In the modern West, women are learning that men have to earn their respect. He is supposed to do everything to ensure she is happy, disregarding his needs. Doesn’t she have obligations, too? Where are the courses teaching women to discipline their own developmental, behavioral, and emotional issues and become fit wives and mothers?
This marriage collapse is a worldwide problem, too.
Chinese men are facing unprecedented legal barriers as well as cultural crises in their quest for family. Marriage dowries, a traditional custom a hundred years ago, have become an inexorable burden for men. Men outnumber women in China (due to evil abortive family planning policies under the Chinese Communist Party), and women have all the leverage. They can demand exorbitant dowries, which most men cannot afford.

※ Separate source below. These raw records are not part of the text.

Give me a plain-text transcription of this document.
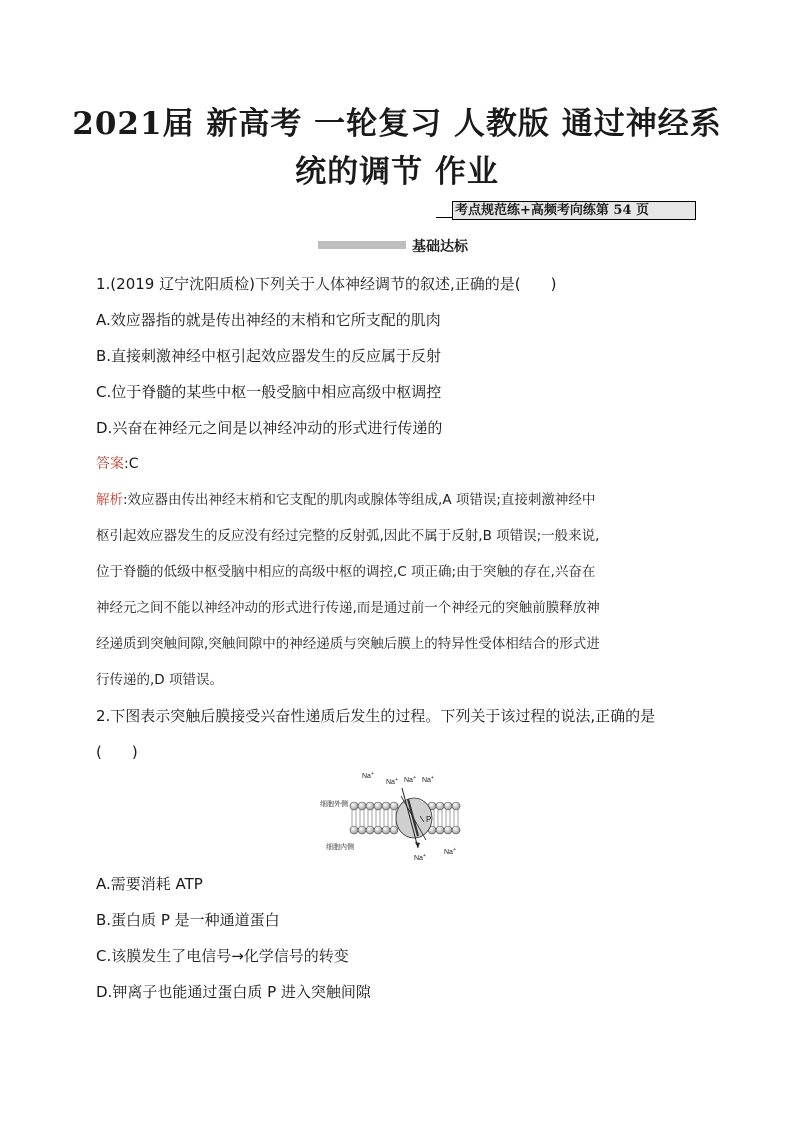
2021届 新高考 一轮复习 人教版 通过神经系
统的调节 作业
考点规范练+高频考向练第 54 页
基础达标
1.(2019 辽宁沈阳质检)下列关于人体神经调节的叙述,正确的是(　　)
A.效应器指的就是传出神经的末梢和它所支配的肌肉
B.直接刺激神经中枢引起效应器发生的反应属于反射
C.位于脊髓的某些中枢一般受脑中相应高级中枢调控
D.兴奋在神经元之间是以神经冲动的形式进行传递的
答案:C
解析:效应器由传出神经末梢和它支配的肌肉或腺体等组成,A 项错误;直接刺激神经中
枢引起效应器发生的反应没有经过完整的反射弧,因此不属于反射,B 项错误;一般来说,
位于脊髓的低级中枢受脑中相应的高级中枢的调控,C 项正确;由于突触的存在,兴奋在
神经元之间不能以神经冲动的形式进行传递,而是通过前一个神经元的突触前膜释放神
经递质到突触间隙,突触间隙中的神经递质与突触后膜上的特异性受体相结合的形式进
行传递的,D 项错误。
2.下图表示突触后膜接受兴奋性递质后发生的过程。下列关于该过程的说法,正确的是
(　　)
P
细胞外侧
细胞内侧
Na+
Na+ Na+ Na+
Na+	Na+
A.需要消耗 ATP
B.蛋白质 P 是一种通道蛋白
C.该膜发生了电信号→化学信号的转变
D.钾离子也能通过蛋白质 P 进入突触间隙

Indian men are frequently put upon legally. Why? False accusations of rape and abuse by women, and in all these cases, men automatically lose. Where have we seen this before? The #MeToo movement in the United States, of course. No one is suggesting that we should revert to a time when women were mere property, subject to abuse with no recourse. But the solution is not to turn men into powerless property figureheads with no rights, either. Men’s rights activist groups are now flourishing in the country.
In Japan, men have resorted to marrying fictional characters! Akihiko Kondo faced repeated rejection and humiliation from women, including in the workplace, so he fell in love with anime. Notice the longstanding problem of anti-male disrespect and humiliation. Japanese Women don’t think they have obligations, and men are checking out.

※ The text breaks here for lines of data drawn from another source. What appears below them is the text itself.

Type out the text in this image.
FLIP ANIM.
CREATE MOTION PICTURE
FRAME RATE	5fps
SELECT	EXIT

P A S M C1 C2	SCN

Across the world, men are on strike because society has struck them. But Baby Busts can turn into Baby Boomlets. Consider South Korea.
South Korea is not addressing fairness in the family court system (since they are not dealing with man-eating feminism like other Western countries), but government policy makers and general consensus builders are encouraging, not forcing, businesses to offer more pro-family-friendly policies. This measure is better than “Here’s $5,000 a year for diapers.” They are fostering different attitudes within the country, restoring a sense of honor and joy in the raising of a family. It’s not just about money, but rejuvenating the culture to view family life as positive, not a negative. It also helps that South Korea does not have a no-fault divorce!
To resolve the fertility crisis, Western nations must implement drastic steps beyond broad tax reform:
End no-fault divorce. Why should a man step into a marriage if the wife can walk away for any reason?
If couples are contemplating divorce, institute a required six-month to one-year cooling-off period first.
If there is a divorce, end the female privilege in the court systems. She should not get automatic custody just because she’s a woman.
Eradicate the anti-male aspects of DEI, CRT, and every other quota system in our education systems. Anti-male sentiment is invidious discrimination and should not be tolerated.
Promote home economics courses in public education, stressing the importance of respecting men as well as women.
Encourage (not force) businesses to recognize the importance of families. Big Business needs to move away from “No Child Girl Boss” as an ideal.